Le « roman national » : une prison pour les
travailleurs
En
politique aussi, c’est dans les vieilles marmites qu’on fait les meilleures
soupes. Définir la nation française et s’en prétendre le meilleur représentant,
quand ce n’est pas le porte-parole exclusif, fait ainsi partie de l’attirail
politicien depuis deux siècles et plus.
Aujourd’hui,
Sarkozy vénère ses ancêtres gaulois, Fillon veut raconter le « roman national
», Le Pen en appelle aux patriotes et Hollande parle au nom de la France
éternelle. Quant à Jean-Luc Mélenchon, ne voulant pas être en reste, il a
déclaré que « du moment que l’on est français, on adopte le récit national ».
Rares
sont donc ceux qui, comme les communistes révolutionnaires, refusent de chanter
la Marseillaise, de se draper de tricolore et d’affirmer « être avant
tout français ». Bien sûr, le concept de nation correspond à une réalité,
constituée autour d’une langue et d’une histoire, liées ou non à un territoire
et à un État. Mais, dans l’histoire de la nation française, on trouve aussi
bien les philosophes qui combattirent la monarchie et l’Église et les
combattants de la Révolution que les massacreurs des conquêtes coloniales, les
généraux qui firent tirer sur les ouvriers insurgés, les Pétain et les Massu.

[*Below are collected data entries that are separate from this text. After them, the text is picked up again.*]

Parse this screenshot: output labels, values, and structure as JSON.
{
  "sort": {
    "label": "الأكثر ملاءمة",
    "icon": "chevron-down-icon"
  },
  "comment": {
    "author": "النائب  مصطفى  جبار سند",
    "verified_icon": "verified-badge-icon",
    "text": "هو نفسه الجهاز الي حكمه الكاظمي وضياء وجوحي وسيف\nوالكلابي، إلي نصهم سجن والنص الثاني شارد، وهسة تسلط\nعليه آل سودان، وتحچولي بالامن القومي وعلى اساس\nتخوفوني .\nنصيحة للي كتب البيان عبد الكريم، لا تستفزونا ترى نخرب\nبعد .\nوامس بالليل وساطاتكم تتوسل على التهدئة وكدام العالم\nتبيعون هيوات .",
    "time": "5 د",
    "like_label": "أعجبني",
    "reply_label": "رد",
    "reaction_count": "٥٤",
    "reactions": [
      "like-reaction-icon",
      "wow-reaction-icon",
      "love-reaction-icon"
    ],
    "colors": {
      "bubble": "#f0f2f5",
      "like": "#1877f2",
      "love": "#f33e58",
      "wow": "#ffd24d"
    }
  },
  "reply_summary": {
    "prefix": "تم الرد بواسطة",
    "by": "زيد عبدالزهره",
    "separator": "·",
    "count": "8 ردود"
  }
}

Alors, se référer à la nation ou au récit national est toujours une façon
d’entretenir la confusion et de jeter un voile sur les luttes passées et
futures.
La
bourgeoisie, les possédants se servent du concept de nation pour entretenir
l’idée d’une communauté d’intérêts entre exploiteurs et exploités, toujours au
bénéfice des premiers. Le roman national cher aux politiciens de tous bords
n’est jamais que l’accompagnement intellectuel de la recherche du profit par
les bourgeois. Il se transforme régulièrement en cauchemar national lorsque les
capitalistes veulent entraîner toute la population dans leurs guerres ou
enchaîner les travailleurs aux intérêts des patrons, comme aujourd’hui. C’est
au nom de l’intérêt national que le gouvernement prétend imposer les sacrifices
aux travailleurs, un intérêt national qui est dans ce cas très directement
l’intérêt sonnant et trébuchant du capital. Et cela peut aller jusqu’à dresser
une nation contre les autres, les armes à la main. Mais, là encore, ce sont les
travailleurs qui combattent et meurent pour les marchands de canons et les
banquiers.
La
nation est aussi le premier cadre où se déroulent les luttes des travailleurs.
Et le combat politique, surtout lorsqu’il est encore limité au cadre électoral,
commence forcément sur le terrain national. Mais la classe ouvrière, à la
différence de la bourgeoisie, est une classe internationale. Elle fait
fonctionner collectivement l’économie à l’échelle du globe. Ce système entravé
précisément par les frontières et les États, la classe ouvrière devra le
transformer, bâtir une économie collective, gérée à l’échelle du globe. Elle
n’a rien à gagner à défendre des institutions qui sont à la fois des vestiges
du passé et des armes aux mains de ses ennemis.
Les
travailleurs doivent laisser les romans nationaux aux capitalistes et à leurs
défenseurs : leur lutte est par vocation internationale.